One of the subsets within language I've been dissecting internally is how I respond when someone is experiencing emotional discomfort or pain. A typical response is to want to fix it or to bring someone away from that feeling of pain. Have you had an experience where you express your discomfort with someone and they respond with, "well it could be worse", or they compare it to a situation that they are experiencing and say, "at least it's not as bad as what I'm dealing with". This can be said in a much softer tone but still makes us feel like our situation and feelings are being overlooked. Also, we then feel guilt around our experience, that it's not so bad and we shouldn't complain. We do this whole fixing thing because sitting in someone else's discomfort is uncomfortable. And who wants to be uncomfortable, right?? 

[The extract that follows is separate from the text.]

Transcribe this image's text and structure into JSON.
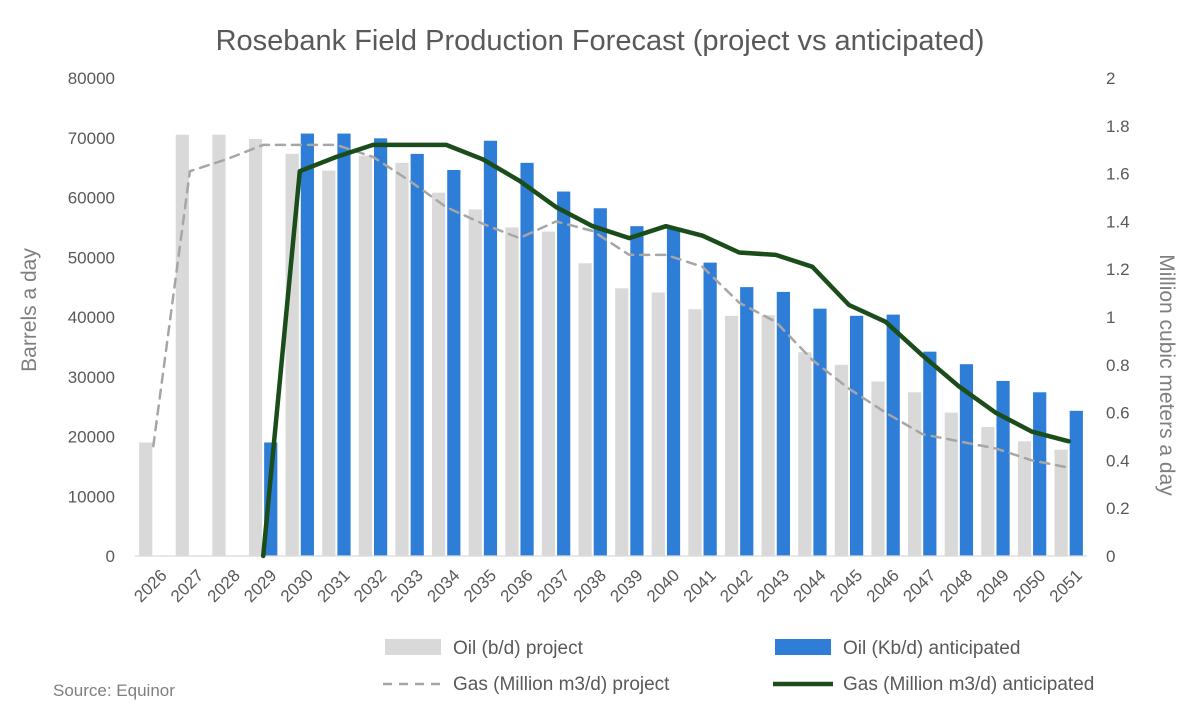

So what's another option for us in these sorts of situations? What if we respond with empathy? What if we sit in their discomfort with them? This doesn't mean we need to take on someone else's feelings, but we are simply sitting with them in their discomfort. We hear them. We acknowledge that it sucks. Sure, we can give them a different perspective if we've been consented to do so but we don't try and fix it. 

This requires us to pause and reflect. I had a friend message me recently about something that was occurring in their life. I automatically wanted to fix it. I found myself staring at my phone for a long time. I paused and thought about how I would naturally respond. What is the fix it response? Then I practiced responding while sitting with them in their discomfort. Practice is the key word here people.

Ultimately, we are all on our own journeys. We can't go through someone's emotions for them. We can't fix what's going on in someone else's life. But we can choose to be empathetic and compassionate to those around us. And we can always choose to pause. 

In what ways do you practice pausing while communicating with others?